The six-minute documentary, “One Dollar” (named after the cost of the toll for cars at the time) was shot on 16 mm film in one long, continuous take as Flinton drove across the bridge in his green convertible Volkswagen Rabbit. He let some air out of the tires to make the ride smoother, and his friend Matt Craven sat on the Rabbit’s roll bar with the top down and held the Bolex camera steady for the duration of the drive.
“I drove the car and timed it. … We could only do it twice because it was 16 mm and film, so it costs money.” After two trips, he edited the audio interviews into the film, literally cutting and splicing with an X-Acto knife.
The film is meditative in its stark simplicity — just a car driving over a bridge in a single take as the faceless toll workers tell their stories. “I wanted the visuals to be kind of calm and serene,” Flinton said. “So that after you start watching it, you start to forget you’re watching it, right?”
The audio begins without any introduction of the toll workers, Flinton said, “So you’re not even sure who you’re listening to. The pieces start falling into place as you’re crossing the bridge.”
Flinton won an award from the Maryland State Arts Council after he screened the film. But over the years, he largely forgot about it.

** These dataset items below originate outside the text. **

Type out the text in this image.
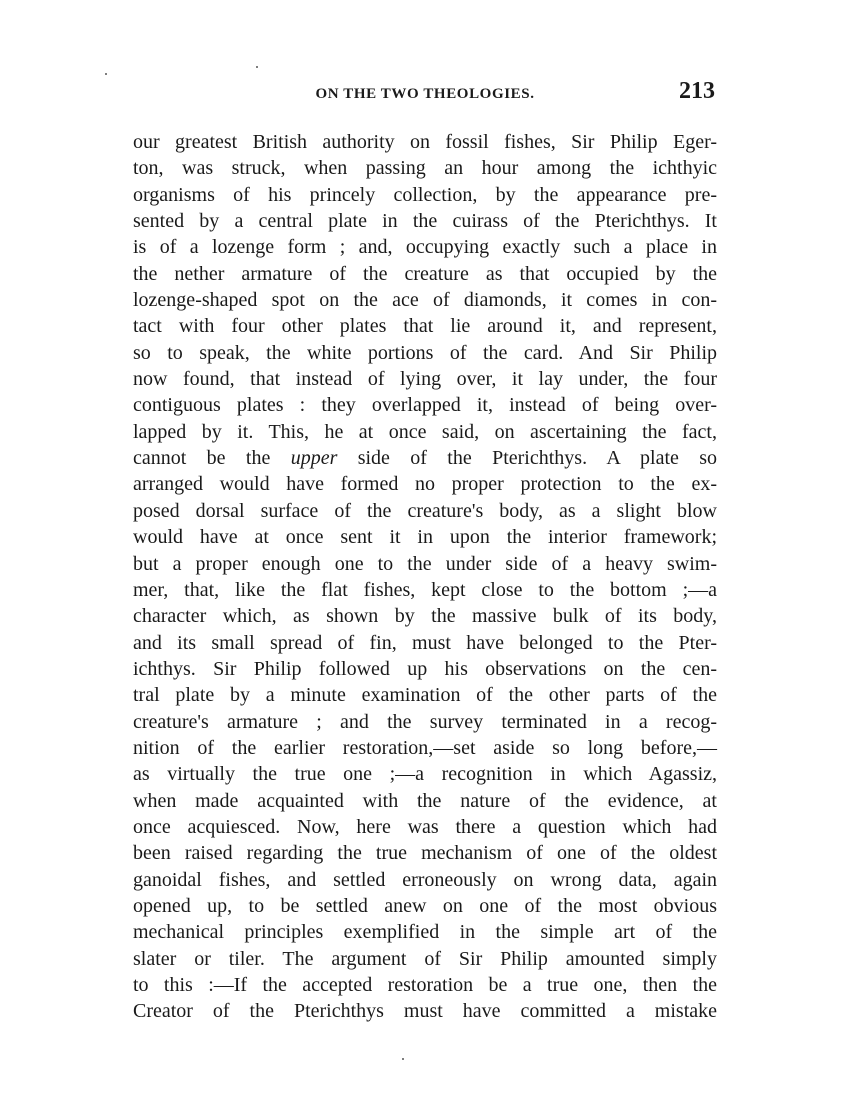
ON THE TWO THEOLOGIES.	213
our greatest British authority on fossil fishes, Sir Philip Eger-
ton, was struck, when passing an hour among the ichthyic
organisms of his princely collection, by the appearance pre-
sented by a central plate in the cuirass of the Pterichthys. It
is of a lozenge form ; and, occupying exactly such a place in
the nether armature of the creature as that occupied by the
lozenge-shaped spot on the ace of diamonds, it comes in con-
tact with four other plates that lie around it, and represent,
so to speak, the white portions of the card. And Sir Philip
now found, that instead of lying over, it lay under, the four
contiguous plates : they overlapped it, instead of being over-
lapped by it. This, he at once said, on ascertaining the fact,
cannot be the upper side of the Pterichthys. A plate so
arranged would have formed no proper protection to the ex-
posed dorsal surface of the creature's body, as a slight blow
would have at once sent it in upon the interior framework;
but a proper enough one to the under side of a heavy swim-
mer, that, like the flat fishes, kept close to the bottom ;—a
character which, as shown by the massive bulk of its body,
and its small spread of fin, must have belonged to the Pter-
ichthys. Sir Philip followed up his observations on the cen-
tral plate by a minute examination of the other parts of the
creature's armature ; and the survey terminated in a recog-
nition of the earlier restoration,—set aside so long before,—
as virtually the true one ;—a recognition in which Agassiz,
when made acquainted with the nature of the evidence, at
once acquiesced. Now, here was there a question which had
been raised regarding the true mechanism of one of the oldest
ganoidal fishes, and settled erroneously on wrong data, again
opened up, to be settled anew on one of the most obvious
mechanical principles exemplified in the simple art of the
slater or tiler. The argument of Sir Philip amounted simply
to this :—If the accepted restoration be a true one, then the
Creator of the Pterichthys must have committed a mistake
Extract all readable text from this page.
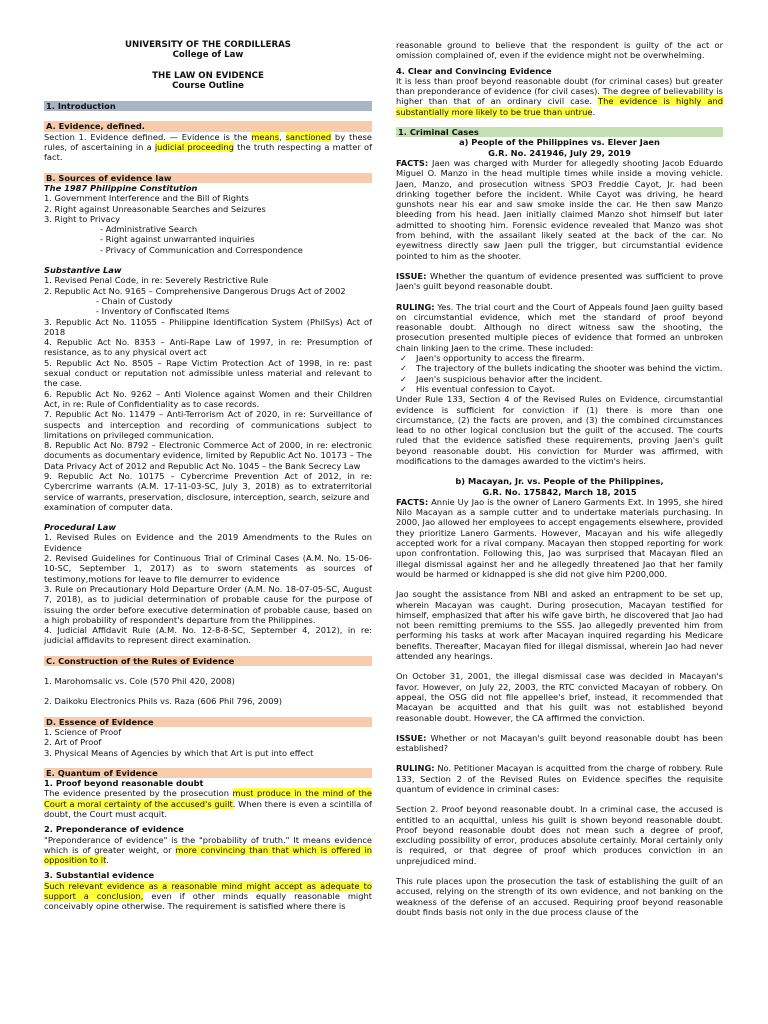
UNIVERSITY OF THE CORDILLERAS
College of Law
THE LAW ON EVIDENCE
Course Outline
1. Introduction
A. Evidence, defined.

Section 1. Evidence defined. — Evidence is the means, sanctioned by these rules, of ascertaining in a judicial proceeding the truth respecting a matter of fact.

B. Sources of evidence law
The 1987 Philippine Constitution
1. Government Interference and the Bill of Rights
2. Right against Unreasonable Searches and Seizures
3. Right to Privacy
- Administrative Search
- Right against unwarranted inquiries
- Privacy of Communication and Correspondence
Substantive Law
1. Revised Penal Code, in re: Severely Restrictive Rule
2. Republic Act No. 9165 – Comprehensive Dangerous Drugs Act of 2002
- Chain of Custody
- Inventory of Confiscated Items
3. Republic Act No. 11055 – Philippine Identification System (PhilSys) Act of 2018
4. Republic Act No. 8353 – Anti-Rape Law of 1997, in re: Presumption of resistance, as to any physical overt act
5. Republic Act No. 8505 – Rape Victim Protection Act of 1998, in re: past sexual conduct or reputation not admissible unless material and relevant to the case.
6. Republic Act No. 9262 – Anti Violence against Women and their Children Act, in re: Rule of Confidentiality as to case records.
7. Republic Act No. 11479 – Anti-Terrorism Act of 2020, in re: Surveillance of suspects and interception and recording of communications subject to limitations on privileged communication.
8. Republic Act No. 8792 – Electronic Commerce Act of 2000, in re: electronic documents as documentary evidence, limited by Republic Act No. 10173 – The Data Privacy Act of 2012 and Republic Act No. 1045 – the Bank Secrecy Law
9. Republic Act No. 10175 – Cybercrime Prevention Act of 2012, in re: Cybercrime warrants (A.M. 17-11-03-SC, July 3, 2018) as to extraterritorial service of warrants, preservation, disclosure, interception, search, seizure and
examination of computer data.
Procedural Law
1. Revised Rules on Evidence and the 2019 Amendments to the Rules on Evidence
2. Revised Guidelines for Continuous Trial of Criminal Cases (A.M. No. 15-06-10-SC, September 1, 2017) as to sworn statements as sources of testimony,motions for leave to file demurrer to evidence
3. Rule on Precautionary Hold Departure Order (A.M. No. 18-07-05-SC, August 7, 2018), as to judicial determination of probable cause for the purpose of issuing the order before executive determination of probable cause, based on a high probability of respondent's departure from the Philippines.
4. Judicial Affidavit Rule (A.M. No. 12-8-8-SC, September 4, 2012), in re: judicial affidavits to represent direct examination.
C. Construction of the Rules of Evidence
1. Marohomsalic vs. Cole (570 Phil 420, 2008)
2. Daikoku Electronics Phils vs. Raza (606 Phil 796, 2009)
D. Essence of Evidence
1. Science of Proof
2. Art of Proof
3. Physical Means of Agencies by which that Art is put into effect
E. Quantum of Evidence
1. Proof beyond reasonable doubt

The evidence presented by the prosecution must produce in the mind of the Court a moral certainty of the accused's guilt. When there is even a scintilla of doubt, the Court must acquit.

2. Preponderance of evidence

"Preponderance of evidence" is the "probability of truth." It means evidence which is of greater weight, or more convincing than that which is offered in opposition to it.

3. Substantial evidence

Such relevant evidence as a reasonable mind might accept as adequate to support a conclusion, even if other minds equally reasonable might conceivably opine otherwise. The requirement is satisfied where there is

reasonable ground to believe that the respondent is guilty of the act or omission complained of, even if the evidence might not be overwhelming.

4. Clear and Convincing Evidence

It is less than proof beyond reasonable doubt (for criminal cases) but greater than preponderance of evidence (for civil cases). The degree of believability is higher than that of an ordinary civil case. The evidence is highly and substantially more likely to be true than untrue.

1. Criminal Cases
a) People of the Philippines vs. Elever Jaen
G.R. No. 241946, July 29, 2019

FACTS: Jaen was charged with Murder for allegedly shooting Jacob Eduardo Miguel O. Manzo in the head multiple times while inside a moving vehicle. Jaen, Manzo, and prosecution witness SPO3 Freddie Cayot, Jr. had been drinking together before the incident. While Cayot was driving, he heard gunshots near his ear and saw smoke inside the car. He then saw Manzo bleeding from his head. Jaen initially claimed Manzo shot himself but later admitted to shooting him. Forensic evidence revealed that Manzo was shot from behind, with the assailant likely seated at the back of the car. No eyewitness directly saw Jaen pull the trigger, but circumstantial evidence pointed to him as the shooter.

ISSUE: Whether the quantum of evidence presented was sufficient to prove Jaen's guilt beyond reasonable doubt.

RULING: Yes. The trial court and the Court of Appeals found Jaen guilty based on circumstantial evidence, which met the standard of proof beyond reasonable doubt. Although no direct witness saw the shooting, the prosecution presented multiple pieces of evidence that formed an unbroken chain linking Jaen to the crime. These included:

✓ Jaen's opportunity to access the firearm.
✓ The trajectory of the bullets indicating the shooter was behind the victim.
✓ Jaen's suspicious behavior after the incident.
✓ His eventual confession to Cayot.

Under Rule 133, Section 4 of the Revised Rules on Evidence, circumstantial evidence is sufficient for conviction if (1) there is more than one circumstance, (2) the facts are proven, and (3) the combined circumstances lead to no other logical conclusion but the guilt of the accused. The courts ruled that the evidence satisfied these requirements, proving Jaen's guilt beyond reasonable doubt. His conviction for Murder was affirmed, with modifications to the damages awarded to the victim's heirs.

b) Macayan, Jr. vs. People of the Philippines,
G.R. No. 175842, March 18, 2015

FACTS: Annie Uy Jao is the owner of Lanero Garments Ext. In 1995, she hired Nilo Macayan as a sample cutter and to undertake materials purchasing. In 2000, Jao allowed her employees to accept engagements elsewhere, provided they prioritize Lanero Garments. However, Macayan and his wife allegedly accepted work for a rival company. Macayan then stopped reporting for work upon confrontation. Following this, Jao was surprised that Macayan filed an illegal dismissal against her and he allegedly threatened Jao that her family would be harmed or kidnapped is she did not give him P200,000.

Jao sought the assistance from NBI and asked an entrapment to be set up, wherein Macayan was caught. During prosecution, Macayan testified for himself, emphasized that after his wife gave birth, he discovered that Jao had not been remitting premiums to the SSS. Jao allegedly prevented him from performing his tasks at work after Macayan inquired regarding his Medicare benefits. Thereafter, Macayan filed for illegal dismissal, wherein Jao had never attended any hearings.

On October 31, 2001, the illegal dismissal case was decided in Macayan's favor. However, on July 22, 2003, the RTC convicted Macayan of robbery. On appeal, the OSG did not file appellee's brief, instead, it recommended that Macayan be acquitted and that his guilt was not established beyond reasonable doubt. However, the CA affirmed the conviction.

ISSUE: Whether or not Macayan's guilt beyond reasonable doubt has been established?

RULING: No. Petitioner Macayan is acquitted from the charge of robbery. Rule 133, Section 2 of the Revised Rules on Evidence specifies the requisite quantum of evidence in criminal cases:

Section 2. Proof beyond reasonable doubt. In a criminal case, the accused is entitled to an acquittal, unless his guilt is shown beyond reasonable doubt. Proof beyond reasonable doubt does not mean such a degree of proof, excluding possibility of error, produces absolute certainly. Moral certainly only is required, or that degree of proof which produces conviction in an unprejudiced mind.

This rule places upon the prosecution the task of establishing the guilt of an accused, relying on the strength of its own evidence, and not banking on the weakness of the defense of an accused. Requiring proof beyond reasonable doubt finds basis not only in the due process clause of the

Until Tuesday, March 26, when a cargo ship leaving the Port of Baltimore crashed into the bridge and caused it to collapse, killing six people and forever altering the Baltimore skyline.
Flinton was on his way to Baton Rouge, Louisiana, when he got a text from a friend. “I was like, what? The bridge collapsed?” He pulled up a video of the bridge collapse on his phone. “I couldn’t believe it.”
A few days later, he remembered “One Dollar.”
“I started to think about like, hey, wait a second. I had this. This film … a little history about the film was sitting on my shelf for 25 years.”
A few days later, a friend reached out asking if “One Dollar” was available online anywhere. “I watched it on my computer and I was like, ‘Wow, this is cool.’ Right? It took me right back there.”
Flinton posted the video on YouTube and shared it on Facebook, where it immediately generated comments and conversations.
“It hit a nerve,” Flinton said. “It’s sort of a treasure. … This captures something that in a lot of ways, you know, can’t really happen again.”
Flinton is especially grateful that he got to document the bridge’s toll workers, whose jobs were eliminated when the bridge changed to cashless toll collection in 2019.
“The whole institution of toll operators is almost gone. Now, there’s a whole world of people there who, who literally had a job for dozens of years who don’t work there. That job almost doesn’t exist.”
Toll workers did much more than just take money, Flinton said, and often gave directions to people who were lost. “In the days before the Google, you know before the mapping technology I mean, those people were the only people you’d see on the side of the highway.
“The tollbooth operator was kind of an institution and, nationwide, is also gone. An institution that’s kind of gone as much as the bridge physically is gone.”
Flinton feels a deep sense of melancholy now when he watches his film.
“There is a timelessness to somebody who would have driven across the bridge. ... It would have been the exact same drive as it was literally 30 years ago. Right?
“But that experience would have been the same. So the cool light, as you’re going under in the shadows, and light and shadows and light and shadows and light, would have been the same.”
“It’s a period piece. I feel like that makes it also very special. I feel like if that thing would have been made two weeks ago, it wouldn’t be — it wouldn’t be the thing that it is.
“I got really lucky capturing that,” he said.